First, the federal law being enforced – the FLSA – has very strict and explicit prohibitions against any form of retaliation when an employee enforces his or her right to the payment of proper wages and overtime – and the consequences for anyone in City management who retaliates in any way are severe. Second, more than a hundred employees have already joined the lawsuit and their consents are on file – with hundreds more eligible and expected to join the lawsuit. So this is not a case of a few employees who single themselves out to “management” by filing a lawsuit. Third, this is not an emotionally-charged type of case where individual managers are targeted or take offense. This is a case where the City’s policy on how to calculate overtime rates of pay has been wrong. No one manager is targeted – this is the City’s payment policy which was in error and needed to be changed with proper and timely guidance and advice from HR and the City Attorney’s Office. That’s where the “blame” lies – not with your management. Joining this lawsuit is a simple matter of ensuring you get the “right paycheck” for the work you do. The City underpaid you – plain and simple.

(3) If I join the lawsuit, how much work will I have to do to get my money?

Once you complete and return the simple paperwork required of you, your work is done. This case will be argued by lawyers – whether in writing or before the judge – and it will otherwise involve calculations related to your pay records. If there is any other information needed from you, it will be minimal and MEA will assist you with it. And . . . don’t worry about the short questionnaire you are asked to complete as part of the “consent” process. Many employees don’t know exactly how many FLSA-eligible overtime hours they have worked in the past 2-3 years. We are only asking for your estimate. Your actual pay records will ultimately provide the accurate information needed to determine what the City owes you.

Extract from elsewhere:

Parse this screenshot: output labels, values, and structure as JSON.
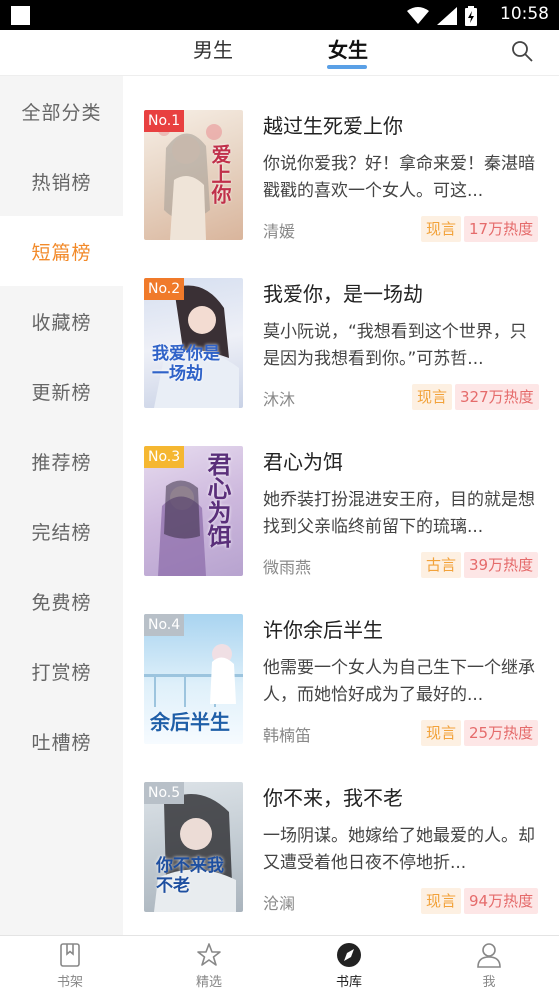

So don’t delay over the “estimating” step — it’s better to get your consent signed and in to MEA as long as you know that you worked and were paid overtime in the past 2-3 years.

(4) Does “comp time” count?

No – “comp time” does not raise the issue that the lawsuit addresses. For comp time, the “regular rate of pay” is never calculated, so there’s no possibility for the payroll errors that this lawsuit aims to correct. But, if the City “cashed” out your comp time account, in whole or in part, you do have a claim for the City’s underpayment of what was owed you in cash. Again, this is because the City used the wrong “regular rate of pay” when calculating your overtime rate, which did not give you proper credit for your “flex” benefits plan compensation.